40/01 Verwaltungsverfahren;

Norm

AVG §6 Abs1;
AVG §73 Abs1;

Beachte

Miterledigung (miterledigt bzw zur gemeinsamen Entscheidung verbunden):97/19/0783

Betreff

Der Verwaltungsgerichtshof hat durch den Vorsitzenden Senatspräsident Dr. Stoll und die Hofräte Dr. Holeschofsky, Dr. Zens, Dr. Bayjones und Dr. Schick als Richter, im Beisein der Schriftführerin Dr. Zeller, über die Beschwerde 1. des 1962 geborenen S S, und 2. der 1995 geborenen F S, beide vertreten durch Dr. U, Rechtsanwalt in Wien, gegen den Bundesminister für Inneres wegen Verletzung der Entscheidungspflicht in Angelegenheit eines Devolutionsantrages in Sachen einer Aufenthaltsbewilligung, zu Recht erkannt:

Spruch

Gemäß § 42 Abs. 4 VwGG iVm § 73 Abs. 2 AVG wird der Devolutionsantrag der Beschwerdeführer vom 30. September 1996 zurückgewiesen.

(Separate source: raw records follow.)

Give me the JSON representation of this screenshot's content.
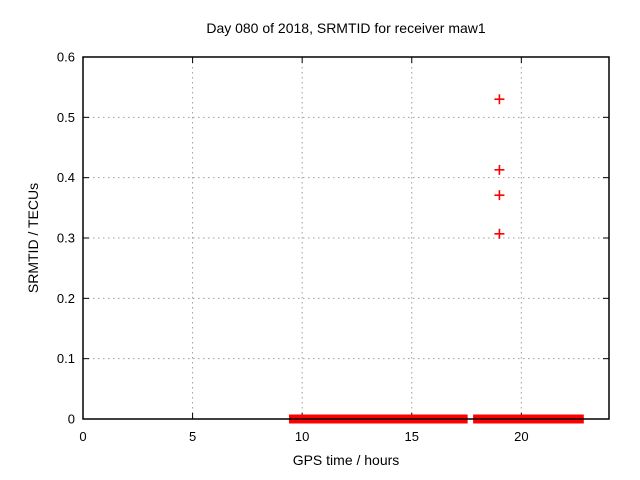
{
  "header": {
    "title": "Day 080 of 2018, SRMTID for receiver maw1"
  },
  "chart_data": {
    "type": "scatter",
    "title": "Day 080 of 2018, SRMTID for receiver maw1",
    "xlabel": "GPS time / hours",
    "ylabel": "SRMTID / TECUs",
    "xlim": [
      0,
      24
    ],
    "ylim": [
      0,
      0.6
    ],
    "xticks": [
      0,
      5,
      10,
      15,
      20
    ],
    "yticks": [
      0,
      0.1,
      0.2,
      0.3,
      0.4,
      0.5,
      0.6
    ],
    "grid": true,
    "legend": "none",
    "marker": "plus",
    "marker_color": "#ff0000",
    "series": [
      {
        "name": "SRMTID near-zero dense band",
        "style": "contiguous plus markers at y ≈ 0 forming a solid red bar",
        "band_y": 0.0,
        "segments_x": [
          [
            9.4,
            17.55
          ],
          [
            17.8,
            22.85
          ]
        ]
      },
      {
        "name": "SRMTID outliers",
        "points": [
          [
            19.0,
            0.53
          ],
          [
            19.0,
            0.413
          ],
          [
            19.0,
            0.371
          ],
          [
            19.0,
            0.307
          ]
        ]
      }
    ]
  },
  "colors": {
    "marker": "#ff0000",
    "grid": "#9e9e9e",
    "frame": "#000000",
    "text": "#000000",
    "background": "#ffffff"
  }
}
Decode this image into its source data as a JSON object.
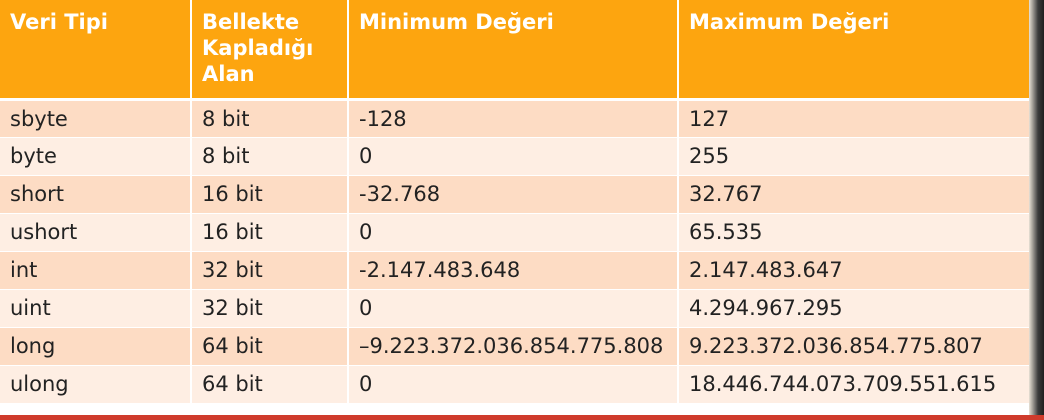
{
  "table": {
    "headers": [
      "Veri Tipi",
      "Bellekte Kapladığı Alan",
      "Minimum Değeri",
      "Maximum Değeri"
    ],
    "rows": [
      [
        "sbyte",
        "8 bit",
        "-128",
        "127"
      ],
      [
        "byte",
        "8 bit",
        "0",
        "255"
      ],
      [
        "short",
        "16 bit",
        "-32.768",
        "32.767"
      ],
      [
        "ushort",
        "16 bit",
        "0",
        "65.535"
      ],
      [
        "int",
        "32 bit",
        "-2.147.483.648",
        "2.147.483.647"
      ],
      [
        "uint",
        "32 bit",
        "0",
        "4.294.967.295"
      ],
      [
        "long",
        "64 bit",
        "–9.223.372.036.854.775.808",
        "9.223.372.036.854.775.807"
      ],
      [
        "ulong",
        "64 bit",
        "0",
        "18.446.744.073.709.551.615"
      ]
    ]
  },
  "colors": {
    "header_background": "#fda50f",
    "header_text": "#ffffff",
    "row_odd": "#fddcc4",
    "row_even": "#feeee3",
    "bottom_accent": "#cf3b2c"
  }
}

Der Bund hat den Beschwerdeführern Aufwendungen in der Höhe von S 6.610,-- binnen zwei Wochen bei sonstiger Exekution zu ersetzen.

Begründung

Der Erstbeschwerdeführer, der zuletzt über eine Aufenthaltsbewilligung vom 1. September 1994 bis 30 Juni 1996 für den Zweck "S/selbstständige Erwerbstätigkeit" verfügte, stellte am 26. März 1996 persönlich beim Magistrat der Stadt Wien den Antrag auf Verlängerung der letztgenannten Aufenthaltsbewilligung, wobei als Aufenthaltszweck die Ausübung einer selbstständigen Erwerbstätigkeit angegeben wurde. Als "derzeitiger Wohnsitz" wird ein näher bezeichneter Ort in Ägypten, als "derzeit aufrechte polizeiliche Meldung in Österreich" eine näher bezeichnete Anschrift in Wien angegeben. Letztere scheint auch unter der Rubrik "gesicherte Unterkunft in Österreich" auf.

Die am 21. Dezember 1995 in Österreich geborene Zweitbeschwerdeführerin beantragte gleichfalls am 26. März 1996, vertreten durch den Erstbeschwerdeführer, beim Magistrat der Stadt Wien erstmals die Erteilung einer Bewilligung nach dem Aufenthaltsgesetz, wobei als Aufenthaltszweck Familiengemeinschaft mit ihrem namentlich angeführten Vater, dem Erstbeschwerdeführer, angegeben wurde. Die Angaben betreffend "derzeitiger Wohnsitz", "derzeit aufrechte polizeiliche Meldung in Österreich" und "gesicherte Unterkunft in Österreich" entsprechen jenen im Antrag des Erstbeschwerdeführers.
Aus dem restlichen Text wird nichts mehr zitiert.